Friday, 2 September 2011

whats the point?


whats the deal with muslims celebrating eid on different days? the majority of people celebrated it on tuesday while some mosques decided that oooh no we can't see the moon, the mosque next door lies! ...meh. people begin to fast all on the same day, so why not agree to celebrate eid on the same day? weird world we live in...
it was back to work today for me, and it was so darn busy today.. i confronted... well.. talked to my manager today regarding a list of issues i had over the past week, which was great and all except it seemed like he wasn't really listening and i fear for the worst. as usual, only the crap seems to find its way for me, and nothing good ever seems to come out at all.
i'm finding it really difficult to be at peace when i'm alone. all my regrets, how my hopes and aspirations all seem so far away and i can never ever reach absolution because of so many obstacles in my way aghh. example? the muslim family who were renting our second property, who lived on the council and claimed all sorts of benefits and did not pay rent till the end of every single month (or till dad started tearing his hair) decided to leave the country, unexpectedly. after getting their british citizenship, and claiming all the money from the council, they left for dubai! they not only paid july's rent on the 10th of august, but also didn't pay the 21 days of rent that they lived in during ramadhan! the family were supposedly poor and so were living on the council! they left the house in such a state.. i really cannot wish them anything but curses. they lived in the property for 6 whole years and to be honest.. despite leaving unexpectedly.. i'm also kinda relieved that they're gone. a muslim would never do such a thing. mum said that the money that they took would count as zakat because it most certainly did not come out of their pockets, and the sole purpose of the benefits was to pay for the rent, which wasn't paid so yeah... what can you do? i say let god treat them as they've treated us for on judgement day there will be no mercy for the kafir.
this little mishap ruined all our plans to renovate our 15 year old kitchen. now we'll have to clean up that house, find new tenants and watch our spending because without the money coming from the rent, we cannot afford to go anywhere or even pay for my brother's living expenses at uni. that house being rented was really the only relief we had for the mortgages, bills, etc. and so without it rented, its extremely difficult to do anything. astaghfur allah alatheem.

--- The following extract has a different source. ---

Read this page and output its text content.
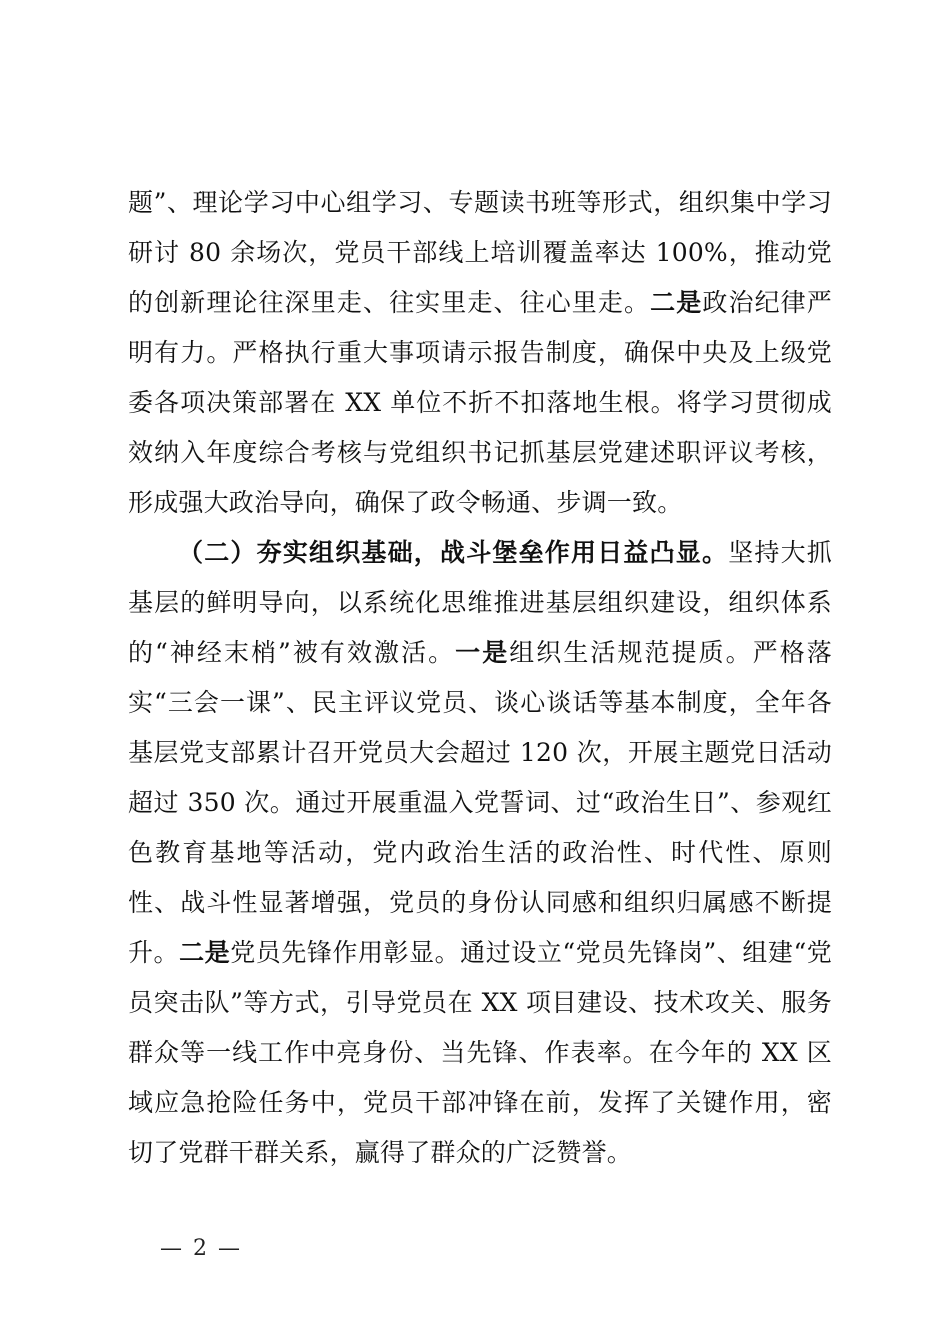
题”、理论学习中心组学习、专题读书班等形式，组织集中学习研讨 80 余场次，党员干部线上培训覆盖率达 100%，推动党的创新理论往深里走、往实里走、往心里走。二是政治纪律严明有力。严格执行重大事项请示报告制度，确保中央及上级党委各项决策部署在 XX 单位不折不扣落地生根。将学习贯彻成效纳入年度综合考核与党组织书记抓基层党建述职评议考核，形成强大政治导向，确保了政令畅通、步调一致。

（二）夯实组织基础，战斗堡垒作用日益凸显。坚持大抓基层的鲜明导向，以系统化思维推进基层组织建设，组织体系的“神经末梢”被有效激活。一是组织生活规范提质。严格落实“三会一课”、民主评议党员、谈心谈话等基本制度，全年各基层党支部累计召开党员大会超过 120 次，开展主题党日活动超过 350 次。通过开展重温入党誓词、过“政治生日”、参观红色教育基地等活动，党内政治生活的政治性、时代性、原则性、战斗性显著增强，党员的身份认同感和组织归属感不断提升。二是党员先锋作用彰显。通过设立“党员先锋岗”、组建“党员突击队”等方式，引导党员在 XX 项目建设、技术攻关、服务群众等一线工作中亮身份、当先锋、作表率。在今年的 XX 区域应急抢险任务中，党员干部冲锋在前，发挥了关键作用，密切了党群干群关系，赢得了群众的广泛赞誉。

— 2 —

another example is booking a gp appointment. i needed a health check up to apply for volunteer work - now not only did the clinic not have my details, but i've had to register as a new patient. this meant that my details were to be transferred from nottingham's clinic to here, which is estimated to take as much as 4 weeks! in 4 weeks the flippin position would be filled! i've done a new patient check up but thats just a bs test done by a nurse, which is meaningless to the employers because special tests are needed. aghh! i called them up a week later and they still don't have my records. i'm really not impressed. i've told the employment lady about my situation and she cannot guarantee my place. sucks to be me right now. i can't even secure a volunteer role wtf.


i keep telling myself, that i'm fortunate to have a home, to have a loving family, to have food on the table, to have a job, to have the ability to walk, talk, hear, play, write, and so on but when i'm alone, i can't help getting upset, i really can't.